Las ruedas de la camioneta giran… giran hacia el pueblo de San Martín de los Andes por un camino de tierra. Detrás del vehículo se levanta una nube de polvo sutil como un gas grisáceo. Desde una altura del terreno se divisa un pedregal abrupto soslayado por un arroyuelo trivial y melancólico. Lagartijas verdosas se deslizan entre los intersticios de las piedras huyendo del fragor insólito. En el volante se crispa, se encoge y estremece Artemio Suquía, sosteniendo aquel soliloquio que no puede ser diálogo con una imagen ausente. Las ruedas giran sobre la tierra despareja. Los pensamientos del Siútico giran, saltan, retroceden y se enroscan en su cerebro, como monstruosas larvas de locura.

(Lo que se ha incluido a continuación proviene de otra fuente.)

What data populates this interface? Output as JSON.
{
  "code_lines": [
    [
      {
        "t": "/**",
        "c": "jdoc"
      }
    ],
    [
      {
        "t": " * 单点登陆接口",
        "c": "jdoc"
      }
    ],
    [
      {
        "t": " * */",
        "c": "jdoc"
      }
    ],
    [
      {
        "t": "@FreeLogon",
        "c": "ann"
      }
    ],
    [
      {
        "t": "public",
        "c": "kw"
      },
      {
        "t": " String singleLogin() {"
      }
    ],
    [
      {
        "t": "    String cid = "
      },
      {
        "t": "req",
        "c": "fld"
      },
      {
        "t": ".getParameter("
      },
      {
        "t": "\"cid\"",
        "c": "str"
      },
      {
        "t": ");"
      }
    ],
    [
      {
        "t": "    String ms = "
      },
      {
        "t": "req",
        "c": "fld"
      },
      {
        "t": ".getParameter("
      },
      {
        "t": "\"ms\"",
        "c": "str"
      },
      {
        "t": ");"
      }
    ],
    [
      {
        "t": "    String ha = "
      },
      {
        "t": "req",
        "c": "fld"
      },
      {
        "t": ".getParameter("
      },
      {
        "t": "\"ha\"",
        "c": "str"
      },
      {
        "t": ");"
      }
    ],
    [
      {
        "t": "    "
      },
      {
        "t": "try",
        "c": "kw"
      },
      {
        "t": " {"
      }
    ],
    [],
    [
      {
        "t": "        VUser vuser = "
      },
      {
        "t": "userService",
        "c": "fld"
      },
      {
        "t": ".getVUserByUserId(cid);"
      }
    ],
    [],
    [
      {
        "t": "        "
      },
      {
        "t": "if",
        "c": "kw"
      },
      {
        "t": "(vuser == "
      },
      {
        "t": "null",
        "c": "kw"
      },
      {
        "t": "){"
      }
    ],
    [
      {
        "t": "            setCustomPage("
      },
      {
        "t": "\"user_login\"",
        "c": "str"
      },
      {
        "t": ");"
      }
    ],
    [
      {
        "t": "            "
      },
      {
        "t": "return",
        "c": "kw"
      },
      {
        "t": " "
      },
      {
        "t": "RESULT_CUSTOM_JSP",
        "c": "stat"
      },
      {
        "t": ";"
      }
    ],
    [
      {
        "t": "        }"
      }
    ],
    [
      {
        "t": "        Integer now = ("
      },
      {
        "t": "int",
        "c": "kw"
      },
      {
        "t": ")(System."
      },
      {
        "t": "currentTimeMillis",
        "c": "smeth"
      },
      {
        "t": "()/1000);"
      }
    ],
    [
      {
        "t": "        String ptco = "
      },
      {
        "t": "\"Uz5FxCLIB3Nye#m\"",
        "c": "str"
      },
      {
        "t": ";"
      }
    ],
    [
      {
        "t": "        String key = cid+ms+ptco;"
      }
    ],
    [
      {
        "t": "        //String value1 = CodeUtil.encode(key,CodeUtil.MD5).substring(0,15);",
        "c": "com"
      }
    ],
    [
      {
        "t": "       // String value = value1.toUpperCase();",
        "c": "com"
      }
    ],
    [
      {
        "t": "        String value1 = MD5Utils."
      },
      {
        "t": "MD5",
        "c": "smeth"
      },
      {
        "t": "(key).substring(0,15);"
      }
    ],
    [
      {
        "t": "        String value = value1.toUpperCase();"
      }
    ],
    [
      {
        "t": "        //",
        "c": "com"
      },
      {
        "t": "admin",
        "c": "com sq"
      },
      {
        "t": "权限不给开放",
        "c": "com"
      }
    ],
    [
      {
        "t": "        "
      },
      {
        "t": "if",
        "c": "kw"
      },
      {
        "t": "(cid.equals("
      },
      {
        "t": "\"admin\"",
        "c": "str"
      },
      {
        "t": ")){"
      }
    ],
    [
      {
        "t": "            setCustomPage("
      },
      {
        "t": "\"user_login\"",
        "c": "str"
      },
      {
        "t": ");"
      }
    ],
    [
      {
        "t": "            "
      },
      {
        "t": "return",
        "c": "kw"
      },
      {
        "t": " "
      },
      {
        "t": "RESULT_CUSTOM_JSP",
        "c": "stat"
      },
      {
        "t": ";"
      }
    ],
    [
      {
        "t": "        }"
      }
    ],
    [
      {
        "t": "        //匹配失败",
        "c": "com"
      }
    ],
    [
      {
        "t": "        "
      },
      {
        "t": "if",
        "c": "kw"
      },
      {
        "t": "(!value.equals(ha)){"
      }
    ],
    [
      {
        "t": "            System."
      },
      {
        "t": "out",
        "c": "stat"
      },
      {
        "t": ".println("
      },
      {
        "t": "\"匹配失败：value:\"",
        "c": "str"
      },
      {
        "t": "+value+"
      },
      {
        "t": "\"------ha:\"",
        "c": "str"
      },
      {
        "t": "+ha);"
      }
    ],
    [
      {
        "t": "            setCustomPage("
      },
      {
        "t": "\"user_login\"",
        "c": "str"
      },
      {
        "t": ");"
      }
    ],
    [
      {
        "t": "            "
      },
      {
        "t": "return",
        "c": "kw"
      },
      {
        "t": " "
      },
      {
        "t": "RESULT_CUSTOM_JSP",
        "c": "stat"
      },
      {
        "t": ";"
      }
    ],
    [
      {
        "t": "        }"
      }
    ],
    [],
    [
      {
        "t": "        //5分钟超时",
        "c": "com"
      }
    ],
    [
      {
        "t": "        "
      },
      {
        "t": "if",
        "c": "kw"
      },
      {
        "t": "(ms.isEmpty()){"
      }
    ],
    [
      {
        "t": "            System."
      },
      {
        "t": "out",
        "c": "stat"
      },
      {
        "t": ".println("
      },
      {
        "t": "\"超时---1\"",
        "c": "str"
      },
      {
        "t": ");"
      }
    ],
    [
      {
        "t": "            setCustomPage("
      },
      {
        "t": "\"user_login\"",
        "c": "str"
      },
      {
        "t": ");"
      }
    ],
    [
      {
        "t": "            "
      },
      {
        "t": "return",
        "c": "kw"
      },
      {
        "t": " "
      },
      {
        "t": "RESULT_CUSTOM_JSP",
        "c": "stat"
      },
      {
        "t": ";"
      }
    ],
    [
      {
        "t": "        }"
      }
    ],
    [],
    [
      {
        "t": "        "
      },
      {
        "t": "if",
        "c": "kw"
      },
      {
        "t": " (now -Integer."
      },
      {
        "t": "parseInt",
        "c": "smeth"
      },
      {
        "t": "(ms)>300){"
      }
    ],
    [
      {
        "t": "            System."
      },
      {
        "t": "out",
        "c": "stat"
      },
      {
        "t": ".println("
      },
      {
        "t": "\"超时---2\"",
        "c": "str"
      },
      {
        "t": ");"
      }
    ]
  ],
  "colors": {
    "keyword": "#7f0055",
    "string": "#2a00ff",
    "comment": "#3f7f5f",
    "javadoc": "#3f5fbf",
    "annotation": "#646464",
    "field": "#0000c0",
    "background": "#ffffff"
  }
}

Del diario La Prensa del 29 de abril de 1945:
«Roma. Benito Mussolini habría caído en poder de las milicias populares italianas cuando intentaba huir a Suiza. Se cree que fue ajusticiado en la noche del 28.»
«Buenos Aires. La esposa de un militar, fallecida en circunstancias extrañas, parece haberse eliminado voluntariamente. Tal conclusión se desprende de la declaración de un sirviente, A. Suquía, quien presenció el suceso. Su declaración es terminante. La referida señora se encontraba sumamente deprimida a causa de otro trágico accidente, que provocara la muerte de su hijo, hace apenas seis meses.»
Después el silencio… La guerra… El vértigo de la victoria… Influencias familiares… silencio… reserva… olvido… Proceso del coronel Montoya…
El médico de San Martín de los Andes estaba ausente. No era fácil explicarle al farmacéutico del pueblo la enfermedad del desconocido. “¿Inyecciones? Bueno… ¿sabría colocarlas esa mujer que, según usted, lo acompaña? No; de aquí no puedo mandarle a nadie… Dele esto… y esto también… ¿Cuándo vuelve el médico?… ¡Vaya uno a saber! Espere un momento, están llegando noticias de Buenos Aires… Por la radio…, hombre.»